Surprisingly, Hawking claimed that the information—mass, position, charge,
etc.—disappears for ever, hearing which the American Physicist, Leonard
Susskind argued that Hawking was simply wrong. For, Hawking’s assumption violates
the basic principle of quantum mechanics: the conservation of information. And
this debate raged, of course, fairly in a collegial manner, for decades,
including the fun-loving Hawking wagering an Encyclopaedia that information was
indeed lost in back holes. However, in 2004 Hawking finally concedes that he
lost the bet, for Susskind is right but with a qualification: information was
only returned to the universe in a corrupt form that was virtually impossible
to read and to this effect he did publish a paper next year. But it failed to
convince many Physicists.
In the 1980s, Hawking came up
with a brilliant idea of explaining the Big Bang in quantum mechanical terms.
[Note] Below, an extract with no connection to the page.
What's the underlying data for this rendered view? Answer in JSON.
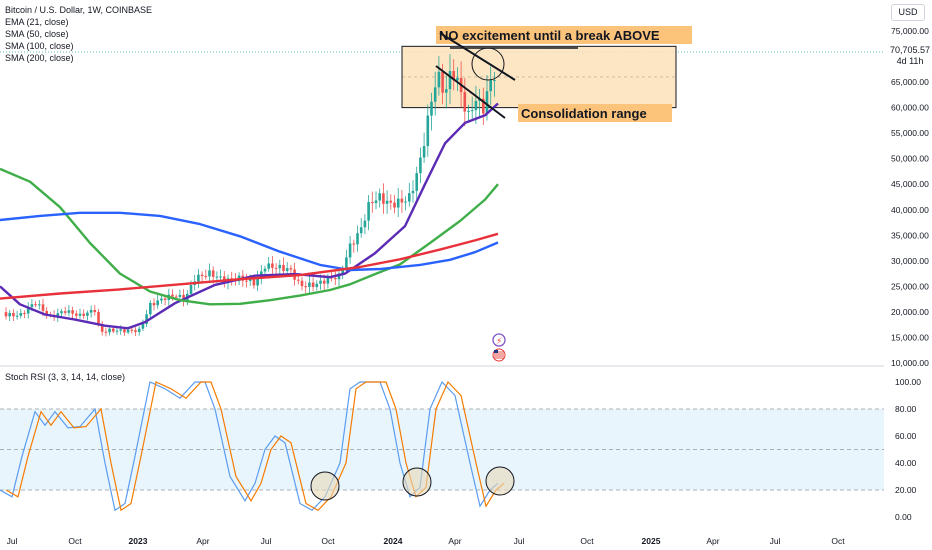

He believed that the quantum fluctuations in an inflationary universe spread
galaxies in the universe. Working with James Hartle, he argued that when the
universe was extremely tiny, quantum theory implies that the distinction
between space and time was extremely fuzzy. It means that early universe did
not have meaningful boundaries in time or space. However, some physicists
believe that his quantum equation, supposed to explain the universe in its
early stage does not say anything meaningful. And, this idea is still being
debated.
Incidentally, it is this model
that he explained in his bestselling book, A Brief History of Time
(1988) that instantly made him a celebrity among the masses. Although he authored/edited
by then quite a few influential books, of course jointly with others—The Large scale Structure of Spacetime (1973),
General Relativity: an Einstein Centenary
Survey (1979), Superspace and
Supergravity (1981), The very Early
Universe (1983)—it is this book— A
Brief History of Time— that brought him closer to even common man besides
being on the Sunday Times best-seller list for a record-breaking 237 weeks,
besides being translated into as many 40 world languages.
Moving on, this iconic
cosmologist of his time had this to advise to the fellow scientists who
assembled at Cambridge to celebrate his 75th birthday in 2017: “…Be curious, and however
difficult life may seem, there is always something you can do, and succeed at.
It matters that you don’t just give up.” And the life of this wheelchair-huddled
man which is an amazing manifestation of willpower and determination, is in
itself a testimony to what Prof Stephen Hawking said.